Effectiveness of rice husk ash-derived alkali activator in fresh, mechanical, and microstructure properties of geopolymer mortar at ambient temperature curing

Abstract

Conventional geopolymers are proven to be eco-friendly compared to Portland cement-based concrete (PC). However, the used alkali activator, i.e. sodium silicate is associated with high carbon emission and cost, making the geopolymers not really a sustainable alternative to PC. This experimental investigation was carried out to understand the potential of rice husk ash (RHA)-based alkali activator in the synthesis of fly ash-blast furnace slag (FA-GGBFS)-based geopolymers at ambient temperature. Three different concentrations of sodium hydroxide (by wt. %) solutions, i.e. 20%, 24%, and 27%, were used to synthesize an RHA-based alkali activator. A commercial-grade sodium silicate solution was used to compare the results of geopolymer mortars (GPM) with the prepared RHA-based alkali activator. Fresh, mechanical, and microstructural investigations were carried out for both the RHA and commercial-grade alkali activator-based FA-GGBFS GPM specimens.
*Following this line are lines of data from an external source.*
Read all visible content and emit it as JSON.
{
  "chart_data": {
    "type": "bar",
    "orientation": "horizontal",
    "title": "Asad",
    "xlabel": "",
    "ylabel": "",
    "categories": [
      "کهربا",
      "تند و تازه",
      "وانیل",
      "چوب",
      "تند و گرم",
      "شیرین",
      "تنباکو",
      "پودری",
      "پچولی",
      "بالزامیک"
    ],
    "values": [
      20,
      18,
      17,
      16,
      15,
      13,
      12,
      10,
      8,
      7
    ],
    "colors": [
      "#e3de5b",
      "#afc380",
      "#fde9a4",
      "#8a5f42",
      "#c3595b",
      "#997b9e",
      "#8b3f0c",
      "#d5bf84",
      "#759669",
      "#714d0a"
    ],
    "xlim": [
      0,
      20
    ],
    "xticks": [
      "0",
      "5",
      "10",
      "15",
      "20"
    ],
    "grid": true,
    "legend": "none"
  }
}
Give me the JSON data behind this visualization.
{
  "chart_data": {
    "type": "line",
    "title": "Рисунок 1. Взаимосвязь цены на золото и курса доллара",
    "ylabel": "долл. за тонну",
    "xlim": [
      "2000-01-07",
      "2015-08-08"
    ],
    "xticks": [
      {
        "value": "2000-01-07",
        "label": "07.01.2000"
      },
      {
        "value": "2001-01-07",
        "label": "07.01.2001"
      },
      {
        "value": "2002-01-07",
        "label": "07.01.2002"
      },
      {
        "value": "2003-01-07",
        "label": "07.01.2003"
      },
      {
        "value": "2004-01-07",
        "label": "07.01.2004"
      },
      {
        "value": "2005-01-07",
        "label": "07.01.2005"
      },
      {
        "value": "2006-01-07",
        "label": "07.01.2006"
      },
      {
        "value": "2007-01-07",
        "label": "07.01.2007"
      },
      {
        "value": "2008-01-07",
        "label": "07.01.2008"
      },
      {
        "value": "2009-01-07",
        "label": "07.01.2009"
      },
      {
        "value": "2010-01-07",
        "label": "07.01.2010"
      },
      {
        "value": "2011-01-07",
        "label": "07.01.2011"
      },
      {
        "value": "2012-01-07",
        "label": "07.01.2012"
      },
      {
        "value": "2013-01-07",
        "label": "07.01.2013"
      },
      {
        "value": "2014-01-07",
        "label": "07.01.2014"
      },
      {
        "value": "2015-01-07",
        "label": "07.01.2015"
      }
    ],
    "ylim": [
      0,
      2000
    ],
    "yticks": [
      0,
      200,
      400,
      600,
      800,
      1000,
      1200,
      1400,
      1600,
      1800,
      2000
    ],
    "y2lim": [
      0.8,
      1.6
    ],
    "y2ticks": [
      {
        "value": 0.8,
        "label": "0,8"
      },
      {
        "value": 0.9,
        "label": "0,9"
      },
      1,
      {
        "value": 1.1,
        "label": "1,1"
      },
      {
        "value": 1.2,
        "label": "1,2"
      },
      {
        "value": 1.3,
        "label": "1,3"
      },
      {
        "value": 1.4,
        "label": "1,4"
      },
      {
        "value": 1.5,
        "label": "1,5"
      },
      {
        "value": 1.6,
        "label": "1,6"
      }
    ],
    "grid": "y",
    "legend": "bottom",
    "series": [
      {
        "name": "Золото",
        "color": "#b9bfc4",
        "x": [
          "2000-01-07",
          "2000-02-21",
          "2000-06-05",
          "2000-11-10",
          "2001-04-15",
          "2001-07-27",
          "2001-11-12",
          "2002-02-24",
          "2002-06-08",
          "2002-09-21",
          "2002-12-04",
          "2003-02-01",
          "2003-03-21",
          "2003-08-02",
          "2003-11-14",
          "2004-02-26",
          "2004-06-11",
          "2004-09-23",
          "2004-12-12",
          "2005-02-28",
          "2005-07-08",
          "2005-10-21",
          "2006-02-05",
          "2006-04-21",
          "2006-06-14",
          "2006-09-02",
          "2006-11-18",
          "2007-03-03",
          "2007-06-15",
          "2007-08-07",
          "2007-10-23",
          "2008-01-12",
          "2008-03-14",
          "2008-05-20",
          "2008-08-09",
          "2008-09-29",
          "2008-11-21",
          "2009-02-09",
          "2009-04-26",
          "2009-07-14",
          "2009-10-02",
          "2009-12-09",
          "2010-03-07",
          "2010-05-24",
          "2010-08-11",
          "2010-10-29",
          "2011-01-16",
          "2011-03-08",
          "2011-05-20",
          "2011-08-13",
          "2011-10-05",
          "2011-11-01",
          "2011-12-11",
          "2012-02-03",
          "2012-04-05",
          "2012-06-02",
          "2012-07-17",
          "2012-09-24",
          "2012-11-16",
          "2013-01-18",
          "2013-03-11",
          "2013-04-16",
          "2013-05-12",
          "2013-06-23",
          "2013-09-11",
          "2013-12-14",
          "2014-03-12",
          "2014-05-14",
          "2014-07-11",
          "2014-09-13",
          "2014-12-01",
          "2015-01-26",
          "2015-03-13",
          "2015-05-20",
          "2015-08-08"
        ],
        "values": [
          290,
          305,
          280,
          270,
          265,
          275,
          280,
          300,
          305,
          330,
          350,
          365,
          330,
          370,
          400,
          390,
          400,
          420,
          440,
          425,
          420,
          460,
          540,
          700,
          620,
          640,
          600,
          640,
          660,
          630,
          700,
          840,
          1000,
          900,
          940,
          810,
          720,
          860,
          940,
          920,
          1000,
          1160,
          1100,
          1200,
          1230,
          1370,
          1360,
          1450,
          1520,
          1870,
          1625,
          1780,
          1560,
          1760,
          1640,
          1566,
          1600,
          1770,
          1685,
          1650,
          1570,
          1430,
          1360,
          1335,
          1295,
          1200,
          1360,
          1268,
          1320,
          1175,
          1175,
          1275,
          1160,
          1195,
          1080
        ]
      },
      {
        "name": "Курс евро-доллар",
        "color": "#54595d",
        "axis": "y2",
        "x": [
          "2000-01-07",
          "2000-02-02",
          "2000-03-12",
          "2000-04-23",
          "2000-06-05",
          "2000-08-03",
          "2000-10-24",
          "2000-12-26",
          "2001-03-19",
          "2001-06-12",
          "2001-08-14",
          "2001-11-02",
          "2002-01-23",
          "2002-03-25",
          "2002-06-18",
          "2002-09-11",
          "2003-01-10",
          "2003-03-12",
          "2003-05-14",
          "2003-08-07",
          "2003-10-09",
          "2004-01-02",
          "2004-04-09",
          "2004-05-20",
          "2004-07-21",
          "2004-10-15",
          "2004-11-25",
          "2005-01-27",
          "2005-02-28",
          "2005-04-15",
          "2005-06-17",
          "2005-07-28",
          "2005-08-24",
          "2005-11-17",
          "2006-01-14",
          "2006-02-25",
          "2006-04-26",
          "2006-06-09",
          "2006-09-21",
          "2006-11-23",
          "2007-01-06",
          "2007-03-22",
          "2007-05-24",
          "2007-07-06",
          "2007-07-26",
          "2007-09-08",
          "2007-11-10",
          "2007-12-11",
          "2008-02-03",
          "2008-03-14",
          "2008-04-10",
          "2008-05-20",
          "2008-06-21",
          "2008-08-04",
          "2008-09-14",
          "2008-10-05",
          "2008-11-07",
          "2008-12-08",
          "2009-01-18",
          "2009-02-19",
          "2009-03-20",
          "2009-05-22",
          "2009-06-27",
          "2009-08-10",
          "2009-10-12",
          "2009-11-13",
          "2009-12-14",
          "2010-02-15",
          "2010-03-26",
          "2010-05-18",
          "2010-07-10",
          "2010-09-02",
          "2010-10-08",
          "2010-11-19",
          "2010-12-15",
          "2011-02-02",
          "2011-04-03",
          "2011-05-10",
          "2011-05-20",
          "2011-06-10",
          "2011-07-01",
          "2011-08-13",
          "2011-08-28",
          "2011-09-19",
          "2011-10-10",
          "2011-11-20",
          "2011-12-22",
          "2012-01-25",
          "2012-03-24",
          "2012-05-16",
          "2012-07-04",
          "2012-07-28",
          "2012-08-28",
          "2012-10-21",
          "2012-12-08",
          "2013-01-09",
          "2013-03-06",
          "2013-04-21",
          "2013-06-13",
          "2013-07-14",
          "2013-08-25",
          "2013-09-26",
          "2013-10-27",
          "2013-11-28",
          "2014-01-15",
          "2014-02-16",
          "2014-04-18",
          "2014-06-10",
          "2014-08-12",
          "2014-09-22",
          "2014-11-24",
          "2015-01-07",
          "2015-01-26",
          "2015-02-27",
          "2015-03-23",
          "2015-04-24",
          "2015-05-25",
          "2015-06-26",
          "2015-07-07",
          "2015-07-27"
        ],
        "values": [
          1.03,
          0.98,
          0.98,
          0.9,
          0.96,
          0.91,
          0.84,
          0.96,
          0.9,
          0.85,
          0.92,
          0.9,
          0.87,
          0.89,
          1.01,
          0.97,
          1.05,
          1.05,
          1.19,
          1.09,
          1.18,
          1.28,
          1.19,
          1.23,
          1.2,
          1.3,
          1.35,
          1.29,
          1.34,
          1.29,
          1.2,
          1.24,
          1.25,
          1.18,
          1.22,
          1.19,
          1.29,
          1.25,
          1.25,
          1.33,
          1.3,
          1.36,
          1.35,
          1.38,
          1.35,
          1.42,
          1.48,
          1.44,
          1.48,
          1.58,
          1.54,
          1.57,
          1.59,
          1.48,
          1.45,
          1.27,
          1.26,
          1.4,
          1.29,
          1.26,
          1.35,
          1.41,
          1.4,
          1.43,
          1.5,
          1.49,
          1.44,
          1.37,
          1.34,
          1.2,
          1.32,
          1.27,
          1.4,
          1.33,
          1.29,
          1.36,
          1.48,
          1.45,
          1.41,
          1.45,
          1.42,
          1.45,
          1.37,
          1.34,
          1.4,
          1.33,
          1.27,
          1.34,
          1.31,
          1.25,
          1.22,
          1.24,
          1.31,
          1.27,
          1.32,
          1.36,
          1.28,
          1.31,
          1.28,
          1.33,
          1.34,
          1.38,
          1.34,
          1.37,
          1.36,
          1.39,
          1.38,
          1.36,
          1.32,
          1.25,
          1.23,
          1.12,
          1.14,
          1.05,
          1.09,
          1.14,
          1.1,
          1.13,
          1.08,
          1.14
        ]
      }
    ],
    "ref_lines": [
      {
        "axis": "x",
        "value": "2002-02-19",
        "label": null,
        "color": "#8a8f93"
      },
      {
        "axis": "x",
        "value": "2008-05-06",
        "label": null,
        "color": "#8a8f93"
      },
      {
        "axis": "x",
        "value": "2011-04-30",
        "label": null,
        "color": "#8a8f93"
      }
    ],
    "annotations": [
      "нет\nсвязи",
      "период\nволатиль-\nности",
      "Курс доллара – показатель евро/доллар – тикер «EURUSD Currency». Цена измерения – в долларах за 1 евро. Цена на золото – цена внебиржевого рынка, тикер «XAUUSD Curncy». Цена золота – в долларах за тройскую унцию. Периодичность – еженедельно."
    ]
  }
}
The compressive strength of RHA-based optimum GPM was found to be 41 MPa at 28 days of the curing period, which was close to the control sample made with the commercial activator; similar observations were found for the flow table test. Microstructural investigation (XRD and SEM) confirmed that the GPM prepared with the RHA-based alkali activator has a similar microstructure as the GPM with the commercial-grade alkali activator.